I welcomed the tale while pointing to the obvious — that “Inkspots” is a perfect setting for such nauseous journalism. He agreed. I didn’t take it personally.
But first, some background. Like my own noxious tribulations on a little piece of real estate heaven that we call home, Mike and his army of a family have battled skunks off and on for as long as Pepe Lepew wannabes have trespassed onto the private property of the innocent. His too is a story loosely dubbed, “Skunk Wars.”
On Mike’s farm have dwelled dogs, cats, cows, horses, goats, turkeys and chickens, as well as his lovely wife, Lisa, and five beautiful children, whose ages at the time of this great saga ranged from 5 to 16. He said nothing of harboring a partridge in a pear tree, but then again he wasn’t keeping exact inventory.
Per our agreement, Mike forwarded to me his aromatic account by email while inviting its use in this column. He was careful not to embellish, knowing full well I was licensed to do just that. Mike apparently has read this editorial page piece dating back to my first stint in newspaper work. So he understands its chosen purpose, as will I one day.
Let’s begin Mike’s narrative, but first this forewarning. It will lead to a Part 2 because of odoriferous detail. It won’t be the first time that’s happened in this column, lest anyone forget the recent 4-part recounting from the Great Snipe Hunt of ’74.
Speaking of snipes, I am confident an agrarian of the senator’s caliber has a few memories of his own. But that’s conversation for another day.
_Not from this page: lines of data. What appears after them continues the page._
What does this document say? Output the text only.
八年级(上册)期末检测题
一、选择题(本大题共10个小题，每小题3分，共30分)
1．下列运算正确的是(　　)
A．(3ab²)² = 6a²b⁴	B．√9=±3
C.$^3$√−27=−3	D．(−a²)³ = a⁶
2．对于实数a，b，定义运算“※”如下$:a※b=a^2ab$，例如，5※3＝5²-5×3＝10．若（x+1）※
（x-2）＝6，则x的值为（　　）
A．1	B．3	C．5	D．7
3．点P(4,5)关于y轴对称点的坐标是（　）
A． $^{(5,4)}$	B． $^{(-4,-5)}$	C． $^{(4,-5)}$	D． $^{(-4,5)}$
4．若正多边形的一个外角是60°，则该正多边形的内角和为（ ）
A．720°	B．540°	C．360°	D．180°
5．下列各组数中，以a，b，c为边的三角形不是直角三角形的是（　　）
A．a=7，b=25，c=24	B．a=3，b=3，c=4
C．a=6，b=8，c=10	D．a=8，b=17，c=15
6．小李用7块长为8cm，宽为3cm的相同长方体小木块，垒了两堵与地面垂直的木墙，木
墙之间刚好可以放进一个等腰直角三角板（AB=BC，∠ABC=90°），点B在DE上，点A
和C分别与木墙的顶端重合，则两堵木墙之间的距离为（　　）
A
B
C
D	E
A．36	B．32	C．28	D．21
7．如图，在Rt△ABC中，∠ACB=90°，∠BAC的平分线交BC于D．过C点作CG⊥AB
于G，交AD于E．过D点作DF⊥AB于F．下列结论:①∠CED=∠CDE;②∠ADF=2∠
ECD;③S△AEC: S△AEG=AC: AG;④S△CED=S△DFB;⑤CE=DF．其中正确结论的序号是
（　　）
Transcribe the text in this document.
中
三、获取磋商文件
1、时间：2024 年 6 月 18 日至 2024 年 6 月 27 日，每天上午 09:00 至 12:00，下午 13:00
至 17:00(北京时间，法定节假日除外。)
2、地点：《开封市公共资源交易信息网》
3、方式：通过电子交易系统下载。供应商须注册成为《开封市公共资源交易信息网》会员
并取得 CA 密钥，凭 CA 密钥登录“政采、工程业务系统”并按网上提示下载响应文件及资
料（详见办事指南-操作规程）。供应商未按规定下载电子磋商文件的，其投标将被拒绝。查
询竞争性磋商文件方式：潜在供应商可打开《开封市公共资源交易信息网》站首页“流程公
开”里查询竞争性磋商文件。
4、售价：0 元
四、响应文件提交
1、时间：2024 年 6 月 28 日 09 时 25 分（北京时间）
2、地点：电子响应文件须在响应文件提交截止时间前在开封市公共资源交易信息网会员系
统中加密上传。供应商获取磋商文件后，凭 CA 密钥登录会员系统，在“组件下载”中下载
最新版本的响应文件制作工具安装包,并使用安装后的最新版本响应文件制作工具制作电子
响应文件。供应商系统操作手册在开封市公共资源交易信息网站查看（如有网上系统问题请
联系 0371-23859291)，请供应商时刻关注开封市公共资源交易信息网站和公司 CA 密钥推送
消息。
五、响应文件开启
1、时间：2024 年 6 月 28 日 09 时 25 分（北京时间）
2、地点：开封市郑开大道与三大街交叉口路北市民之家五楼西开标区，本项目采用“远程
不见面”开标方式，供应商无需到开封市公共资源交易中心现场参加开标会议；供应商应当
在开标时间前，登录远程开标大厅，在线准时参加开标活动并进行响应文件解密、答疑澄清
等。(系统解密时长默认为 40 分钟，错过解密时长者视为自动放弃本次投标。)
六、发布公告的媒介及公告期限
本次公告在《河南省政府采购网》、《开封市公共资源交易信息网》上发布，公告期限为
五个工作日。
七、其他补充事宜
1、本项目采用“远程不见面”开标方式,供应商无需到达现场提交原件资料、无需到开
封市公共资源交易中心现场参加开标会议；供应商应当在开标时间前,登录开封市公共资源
Back to “Skunk Wars.”
The legislator’s account began in the fashion of a well-versed novelist.
“It was a warm and pleasant October evening ... ”
You’ve got to love that start. It reminded me of Snoopy’s first foray into writing in one of those televised Charlie Brown specials ... “It was a dark and stormy night.” Mike must have watched it with the kids.
“My problems with the skunks started when we got chickens,” the senator’s email began.
He had me at “chickens.” These foul fowl can be a problem — always grabbing the glory and hogging the spotlight. Just crossing the road gets a slew of inquiries from their legion of fans ... everybody wanting to know, “Why?” Go figure.
But back to Mike. This is his gig.
“I learned that skunks not only like the eggs, but they also will kill chickens,” he explained. “After having to dispose of the dead birds and explain to my 5-year-old daughter what had happened to her pets several times, I decided enough was enough.”
So this longtime state lawmaker did what had to be done. He made a decision and took action.
“I acquired a special skunk trap that prevents the skunk from spraying you when he is caught and declared war on the skunks,” Mike declared.
This low-key Republican wants peace as much as the next farmer, but when backed into a corner — especially a smelly one — even the most docile of men will raise a fist in self-defense.
I admire his convictions. Skunks, and the mere rumor of skunks, can bring a man’s ire like none other. Sometimes a man must take the fight to the skunk’s own backyard. Although technically, this was Mike’s backyard.
He continued, “Over the next couple of months, I caught about six or seven skunks,” Mike recalled. “Over that time, the nightly raiding of the chicken house slowly came to an end.”
And he added, “I thought the war was over and I had won.”
Silly, silly man.
No “Skunk War” of which I have ever fought has ended within two short months.